Sadece ev değil eşinin dükkanı da sorunlu. Bedirhan “Eşim tüp ve su satıyor. Merkezde herkes dükkanlarını boşaltıyor. Boşaltalım desek nereden dükkan bulacağız. Çok zor durumdayız” diyor.

Fotoğraf: Evrensel

‘Yeni TOKİ’ler ne olacak bilmiyoruz’

3. kata çıkıyoruz. 75 yaşındaki Emekli Halil İdi’nin evine giriyoruz. Deprem sırasında ana kapının kilidi sıkışmış, zor açılıyor. Evde molozlar her yerde. Pencerelerin ve kapıların etrafı tamamen düşmüş. Eşyaların neredeyse tamamı yerlere savrulmuş. Ev sahipleri yemeklerini, kıyafetlerini bırakıp köylerine gitmişler. Bu evin de diğer evler gibi banyo fayansları patlamış. Banyo kullanılamaz durumda.

Apartman 3 katlı. 4. kat çatı katı. Apartmandaki asıl yıkıntı orada. Çatıda görüntüde sorun olmasa da, her yer dökülmüş. Dökülen sıvalardan betonları görmek mümkün. Merdivenlerin altlarında çatlaklar da var.

Apartmanda yaşayanlardan ismini vermek istemeyen bir hanım “Devlet evi burası tamam ama burada yaşayan 10 haneyi neden riske atıyorlar? Binanın zemininde varsa bir şey, tahliye edilsin. İnsanlara bir ev ya da konteyner verilsin. Bize bir seçenek sunulmasını istiyoruz. Gönül rahatlığıyla oturun diyorlar. Gönlümüz hiç rahat değil” ifadeleriyle tepkisini dile getiriyor.  Çevre Bakanı Murat Kurum’un açılışını yaptığı, TOKİ’nin 4. etap deprem konutlarına dair konuşurken “Yeni TOKİ’ler ne olacak bilmiyoruz. Başlamış çalışmalar ama burası gibi olursa orada da oturulmaz” diyor.

Fotoğraf: Evrensel

Öbek öbek kamu ihalesi

TOKİ binalarının yapım ihalesini 2016 yılında “Cey Grup İnş. Turz. Yat” ve “Artı Değer İnş.” kazandı. Cey Grup 2003’te özelleştirme kapsamına alınan, 2017’de Türkiye Denizcilik İşletmelerine geçen Taşucu Seka Limanı ve art alanı özelleştirilmesi ihalesini 40 yıllığına almış ve limanın arkasındaki 714 bin 200 metrekarelik alanın yeni sahibi olmuştu.

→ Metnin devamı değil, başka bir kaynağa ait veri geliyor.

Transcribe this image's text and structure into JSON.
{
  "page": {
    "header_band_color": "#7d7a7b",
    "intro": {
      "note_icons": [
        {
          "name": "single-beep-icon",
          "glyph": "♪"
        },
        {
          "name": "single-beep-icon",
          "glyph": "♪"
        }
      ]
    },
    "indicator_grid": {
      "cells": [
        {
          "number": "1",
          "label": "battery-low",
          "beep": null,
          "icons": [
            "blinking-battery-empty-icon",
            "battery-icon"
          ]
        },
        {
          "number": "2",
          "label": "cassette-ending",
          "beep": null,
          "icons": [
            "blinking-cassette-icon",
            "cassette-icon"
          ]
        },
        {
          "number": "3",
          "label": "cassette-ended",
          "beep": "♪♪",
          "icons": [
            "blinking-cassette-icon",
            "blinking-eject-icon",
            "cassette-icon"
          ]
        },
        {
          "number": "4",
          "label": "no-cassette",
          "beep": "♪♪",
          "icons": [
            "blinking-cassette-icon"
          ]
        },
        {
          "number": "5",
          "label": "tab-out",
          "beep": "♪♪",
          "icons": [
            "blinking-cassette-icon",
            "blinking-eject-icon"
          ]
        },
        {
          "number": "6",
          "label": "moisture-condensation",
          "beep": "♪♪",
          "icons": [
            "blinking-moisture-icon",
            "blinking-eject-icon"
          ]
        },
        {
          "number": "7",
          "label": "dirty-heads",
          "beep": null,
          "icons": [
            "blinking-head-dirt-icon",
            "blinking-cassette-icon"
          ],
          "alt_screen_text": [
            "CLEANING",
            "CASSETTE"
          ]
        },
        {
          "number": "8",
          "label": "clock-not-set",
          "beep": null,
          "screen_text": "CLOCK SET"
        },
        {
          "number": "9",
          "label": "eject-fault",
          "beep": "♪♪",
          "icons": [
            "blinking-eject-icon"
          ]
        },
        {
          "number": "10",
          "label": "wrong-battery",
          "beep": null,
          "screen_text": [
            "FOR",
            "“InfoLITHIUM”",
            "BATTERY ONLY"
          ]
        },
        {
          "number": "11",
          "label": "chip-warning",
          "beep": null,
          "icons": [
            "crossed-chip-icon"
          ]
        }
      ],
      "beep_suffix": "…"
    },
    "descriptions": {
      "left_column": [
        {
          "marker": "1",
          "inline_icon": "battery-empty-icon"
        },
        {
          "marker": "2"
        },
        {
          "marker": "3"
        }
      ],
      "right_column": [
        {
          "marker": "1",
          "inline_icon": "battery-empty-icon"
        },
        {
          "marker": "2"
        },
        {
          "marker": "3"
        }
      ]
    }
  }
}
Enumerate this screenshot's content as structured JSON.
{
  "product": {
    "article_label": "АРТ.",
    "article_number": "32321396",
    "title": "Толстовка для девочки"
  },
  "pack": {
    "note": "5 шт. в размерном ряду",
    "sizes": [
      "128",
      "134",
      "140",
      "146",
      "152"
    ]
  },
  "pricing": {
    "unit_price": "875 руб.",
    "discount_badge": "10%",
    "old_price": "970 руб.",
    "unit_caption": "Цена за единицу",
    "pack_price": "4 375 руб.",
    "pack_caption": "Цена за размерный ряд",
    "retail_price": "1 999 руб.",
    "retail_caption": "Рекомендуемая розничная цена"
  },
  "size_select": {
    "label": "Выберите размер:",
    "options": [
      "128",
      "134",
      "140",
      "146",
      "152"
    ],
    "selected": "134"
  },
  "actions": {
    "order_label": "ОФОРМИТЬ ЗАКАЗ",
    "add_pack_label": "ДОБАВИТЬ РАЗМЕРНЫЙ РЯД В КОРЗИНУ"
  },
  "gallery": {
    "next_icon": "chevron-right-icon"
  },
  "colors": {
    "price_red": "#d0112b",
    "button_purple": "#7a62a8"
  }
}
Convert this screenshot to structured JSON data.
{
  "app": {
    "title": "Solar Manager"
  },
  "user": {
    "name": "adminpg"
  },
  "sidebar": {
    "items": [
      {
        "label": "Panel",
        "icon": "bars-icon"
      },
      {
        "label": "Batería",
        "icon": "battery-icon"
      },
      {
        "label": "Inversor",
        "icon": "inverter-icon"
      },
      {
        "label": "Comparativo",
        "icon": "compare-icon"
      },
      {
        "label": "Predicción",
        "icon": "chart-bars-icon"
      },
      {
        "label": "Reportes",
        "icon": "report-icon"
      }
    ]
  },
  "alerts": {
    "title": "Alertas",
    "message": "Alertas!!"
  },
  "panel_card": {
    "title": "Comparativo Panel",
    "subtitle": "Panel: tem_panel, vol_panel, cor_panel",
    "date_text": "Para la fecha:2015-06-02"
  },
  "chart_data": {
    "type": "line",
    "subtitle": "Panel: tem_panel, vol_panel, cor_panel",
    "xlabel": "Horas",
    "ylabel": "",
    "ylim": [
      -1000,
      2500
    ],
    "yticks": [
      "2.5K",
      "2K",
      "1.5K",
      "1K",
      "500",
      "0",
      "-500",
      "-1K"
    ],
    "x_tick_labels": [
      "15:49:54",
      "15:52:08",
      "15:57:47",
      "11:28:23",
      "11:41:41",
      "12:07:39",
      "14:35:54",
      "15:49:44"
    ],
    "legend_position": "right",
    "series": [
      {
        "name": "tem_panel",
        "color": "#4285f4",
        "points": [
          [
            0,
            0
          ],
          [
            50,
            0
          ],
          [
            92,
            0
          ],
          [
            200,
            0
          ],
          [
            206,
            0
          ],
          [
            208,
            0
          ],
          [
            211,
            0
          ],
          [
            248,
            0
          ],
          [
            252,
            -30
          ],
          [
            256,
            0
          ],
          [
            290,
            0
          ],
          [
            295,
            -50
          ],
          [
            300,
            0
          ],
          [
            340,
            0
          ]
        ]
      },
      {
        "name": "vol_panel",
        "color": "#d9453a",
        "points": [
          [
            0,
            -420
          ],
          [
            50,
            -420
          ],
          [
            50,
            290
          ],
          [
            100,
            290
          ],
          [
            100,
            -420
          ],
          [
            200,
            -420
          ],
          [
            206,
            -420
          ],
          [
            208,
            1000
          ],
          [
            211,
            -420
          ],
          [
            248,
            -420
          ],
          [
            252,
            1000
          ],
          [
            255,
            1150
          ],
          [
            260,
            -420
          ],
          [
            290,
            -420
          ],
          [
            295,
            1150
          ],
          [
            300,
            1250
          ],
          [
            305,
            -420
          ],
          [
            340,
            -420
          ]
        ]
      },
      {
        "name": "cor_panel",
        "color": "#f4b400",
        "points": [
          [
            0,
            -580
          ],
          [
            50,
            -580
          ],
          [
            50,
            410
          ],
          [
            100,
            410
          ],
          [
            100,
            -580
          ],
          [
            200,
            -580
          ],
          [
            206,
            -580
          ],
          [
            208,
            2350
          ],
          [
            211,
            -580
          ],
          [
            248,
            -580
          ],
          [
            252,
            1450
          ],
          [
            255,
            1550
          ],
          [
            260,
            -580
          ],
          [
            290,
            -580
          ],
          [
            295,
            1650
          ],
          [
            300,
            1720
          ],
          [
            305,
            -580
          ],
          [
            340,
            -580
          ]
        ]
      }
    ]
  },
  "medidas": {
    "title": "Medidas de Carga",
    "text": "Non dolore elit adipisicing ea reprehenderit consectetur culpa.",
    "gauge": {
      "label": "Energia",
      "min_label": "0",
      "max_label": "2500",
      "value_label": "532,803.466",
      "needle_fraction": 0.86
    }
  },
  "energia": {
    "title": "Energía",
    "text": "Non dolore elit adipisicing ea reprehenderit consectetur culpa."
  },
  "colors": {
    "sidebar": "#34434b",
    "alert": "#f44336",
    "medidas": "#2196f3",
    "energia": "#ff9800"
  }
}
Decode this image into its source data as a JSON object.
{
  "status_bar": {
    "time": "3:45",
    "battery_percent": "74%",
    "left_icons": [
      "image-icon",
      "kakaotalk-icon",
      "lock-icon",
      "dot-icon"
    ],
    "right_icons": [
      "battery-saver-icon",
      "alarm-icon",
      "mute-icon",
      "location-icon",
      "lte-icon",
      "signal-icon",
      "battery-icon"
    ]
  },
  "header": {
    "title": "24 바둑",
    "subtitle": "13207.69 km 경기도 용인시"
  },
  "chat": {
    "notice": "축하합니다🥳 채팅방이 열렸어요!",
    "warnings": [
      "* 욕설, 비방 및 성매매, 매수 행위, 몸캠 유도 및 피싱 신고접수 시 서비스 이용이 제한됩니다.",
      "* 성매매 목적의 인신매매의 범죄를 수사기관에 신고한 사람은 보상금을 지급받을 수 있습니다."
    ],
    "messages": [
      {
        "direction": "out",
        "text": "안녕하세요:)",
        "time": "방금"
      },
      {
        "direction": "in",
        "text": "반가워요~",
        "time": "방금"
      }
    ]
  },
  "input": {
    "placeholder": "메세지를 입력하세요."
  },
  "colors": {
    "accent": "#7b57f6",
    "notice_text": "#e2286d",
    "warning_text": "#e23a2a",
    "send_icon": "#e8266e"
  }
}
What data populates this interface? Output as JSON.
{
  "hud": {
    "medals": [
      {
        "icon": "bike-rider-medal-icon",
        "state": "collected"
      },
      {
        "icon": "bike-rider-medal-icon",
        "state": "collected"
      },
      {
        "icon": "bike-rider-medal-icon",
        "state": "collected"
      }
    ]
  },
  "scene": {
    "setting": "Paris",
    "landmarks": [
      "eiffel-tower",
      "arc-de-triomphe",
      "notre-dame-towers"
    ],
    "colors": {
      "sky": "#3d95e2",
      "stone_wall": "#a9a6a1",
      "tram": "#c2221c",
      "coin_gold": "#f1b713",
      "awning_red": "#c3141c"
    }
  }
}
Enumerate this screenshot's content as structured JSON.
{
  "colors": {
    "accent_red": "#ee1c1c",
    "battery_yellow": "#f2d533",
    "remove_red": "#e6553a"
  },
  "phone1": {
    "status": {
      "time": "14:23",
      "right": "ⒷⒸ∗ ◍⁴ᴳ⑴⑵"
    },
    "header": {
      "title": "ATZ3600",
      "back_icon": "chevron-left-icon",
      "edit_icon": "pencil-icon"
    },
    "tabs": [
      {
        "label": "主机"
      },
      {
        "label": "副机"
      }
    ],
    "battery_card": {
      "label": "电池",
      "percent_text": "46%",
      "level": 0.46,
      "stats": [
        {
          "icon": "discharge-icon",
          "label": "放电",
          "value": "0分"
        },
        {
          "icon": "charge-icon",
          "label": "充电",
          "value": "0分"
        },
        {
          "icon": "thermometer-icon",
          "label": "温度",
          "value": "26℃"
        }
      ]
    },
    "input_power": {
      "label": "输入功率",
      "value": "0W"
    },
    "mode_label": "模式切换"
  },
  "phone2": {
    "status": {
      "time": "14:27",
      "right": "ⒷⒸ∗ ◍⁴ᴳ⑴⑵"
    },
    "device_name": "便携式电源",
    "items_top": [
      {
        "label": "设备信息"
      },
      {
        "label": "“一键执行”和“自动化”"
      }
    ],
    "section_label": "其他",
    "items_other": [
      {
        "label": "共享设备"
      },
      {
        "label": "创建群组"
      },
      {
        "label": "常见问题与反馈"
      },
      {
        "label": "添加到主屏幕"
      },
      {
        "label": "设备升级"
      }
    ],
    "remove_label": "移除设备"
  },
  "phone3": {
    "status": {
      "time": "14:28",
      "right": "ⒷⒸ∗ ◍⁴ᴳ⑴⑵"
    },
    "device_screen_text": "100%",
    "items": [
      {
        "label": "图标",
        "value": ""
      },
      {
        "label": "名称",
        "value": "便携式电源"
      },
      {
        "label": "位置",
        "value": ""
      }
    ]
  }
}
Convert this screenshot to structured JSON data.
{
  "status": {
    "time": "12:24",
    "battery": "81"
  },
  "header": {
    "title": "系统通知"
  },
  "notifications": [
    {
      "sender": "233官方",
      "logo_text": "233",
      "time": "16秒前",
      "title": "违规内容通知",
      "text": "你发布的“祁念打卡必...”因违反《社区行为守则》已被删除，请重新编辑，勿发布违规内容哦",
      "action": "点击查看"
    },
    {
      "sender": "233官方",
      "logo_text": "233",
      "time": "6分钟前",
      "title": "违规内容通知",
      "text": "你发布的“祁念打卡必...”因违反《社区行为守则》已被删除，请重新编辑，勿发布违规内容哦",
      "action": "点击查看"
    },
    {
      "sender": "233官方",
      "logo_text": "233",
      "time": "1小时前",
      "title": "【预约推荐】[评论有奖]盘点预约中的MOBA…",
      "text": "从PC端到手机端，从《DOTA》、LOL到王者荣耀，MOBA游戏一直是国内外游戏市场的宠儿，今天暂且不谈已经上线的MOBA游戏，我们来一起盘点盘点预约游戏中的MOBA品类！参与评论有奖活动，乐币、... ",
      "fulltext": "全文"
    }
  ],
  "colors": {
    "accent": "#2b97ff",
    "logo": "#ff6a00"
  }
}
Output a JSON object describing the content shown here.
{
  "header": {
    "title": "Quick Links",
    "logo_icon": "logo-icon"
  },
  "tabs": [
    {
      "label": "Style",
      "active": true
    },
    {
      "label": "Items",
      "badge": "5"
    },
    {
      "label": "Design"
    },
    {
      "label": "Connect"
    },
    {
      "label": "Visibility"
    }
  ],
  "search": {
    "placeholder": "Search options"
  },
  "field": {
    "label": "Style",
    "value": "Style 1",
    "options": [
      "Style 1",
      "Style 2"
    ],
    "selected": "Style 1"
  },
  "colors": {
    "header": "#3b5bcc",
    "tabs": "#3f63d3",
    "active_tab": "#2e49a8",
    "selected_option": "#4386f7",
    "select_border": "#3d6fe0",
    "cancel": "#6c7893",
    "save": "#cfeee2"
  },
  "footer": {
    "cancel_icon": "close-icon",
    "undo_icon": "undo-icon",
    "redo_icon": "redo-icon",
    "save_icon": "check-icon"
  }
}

Artı Değer İnşaat ise Maraş merkezli depremlerden sonra bakanlıktan birçok ihale almasıyla biliniyor. Şirketin sahibi Nazım Karakoç devletten ayrıca hastane ve afet konut projelerini de alıyor. Ayrıca Karakoç “Türkiye tek yürek kampanyasına 1 milyon TL bağış yapmasıyla tanınıyor.”

Fay hattının üstündeki madenin kapasite artışına onay

Sındırgı’nın nüfusu 2024 verilerine göre 32 bin 133. Ancak ilçede yaşayanlar deprem sonrası en az 10 bin kişinin ilçeden göç ettiğini anlatıyor. Bölgenin geçim kaynağı tarım ve hayvancılığa dayanıyordu. Ancak özellikle 2010’dan sonra başlayan madencilik faaliyetleri ile tarım da hayvancılık da oldukça azaldı.

Bilim insanları şimdi yeni bir 7.2 büyüklüğünde deprem uyarısı yaparken, “Sındırgı taşınmalı” diyor. Üstelik bölgenin “Altın”dan fay geçiyor!

Zenit Madencilik’in Sındırgı’daki Kızıltepe Altın ve Gümüş Madeni, Sındırgı ilçe merkezinin kuzeydoğusunda, Yolcupınarı, Yusufçam ve Çoturtepe Mahalleleri civarında bulunuyor. Maden işletmesi ile depremin merkez üssü arasındaki uzaklık ise tahminen 10 ila 20 kilometre arasında. Kızıltepe Altın Madeni, Türkiye’de fay hatları üzerinde ya da çok yakınında bulunan siyanürlü madenlerden biri. Yani fay hattı üzerinde siyanürlü altın madeni var. Hatta İngiliz-Türk sermayeli Zenit Madencilik tarafından işletilen Kızıltepe Altın Madeni, Düvertepe fay zonu üzerinde olmasına rağmen kapasite arttırarak faaliyetine devam ediyor. Şirketin Bigadiç’teki maden ocağında yıllık 30 bin ton olan tüvenan (işlenmemiş) malzeme üretiminin 2 milyon 500 bin tona çıkarılması ile ilgili ÇED süreci geçtiğimiz günlerde başlatıldı. Bölgede ayrıca Eti Maden İşletmelerinin rödovans ile ihaleye çıkardığı diğer potansiyel altın madeni sahaları da dahil olmak üzere farklı ruhsat alanları bulunmakta. Sındırgı ve İvrindi de metalik madenler (örneğin altın, kurşun, çinko) ve endüstriyel ham maddelerin (örneğin mermer, kaolen) çıkarıldığı maden işletmeleri de var.

Fotoğraf: Evrensel

Sahibi AKP’li yıllarda aldığı ihalelerle ünlü

Sındırgı’daki altın madenciliği yapan Zenit Madencilik; Ariana Resources ve Özaltın Holdingin elinde. Özaltın Holding, AKP’li yıllarda aldığı kamu ihaleleriyle ünlü. Adana Kozan’daki Köprü Barajı, Cerattepe’ye maden, Gebze-İzmir Otoyolu ve Osmangazi Köprüsü projeleri de var.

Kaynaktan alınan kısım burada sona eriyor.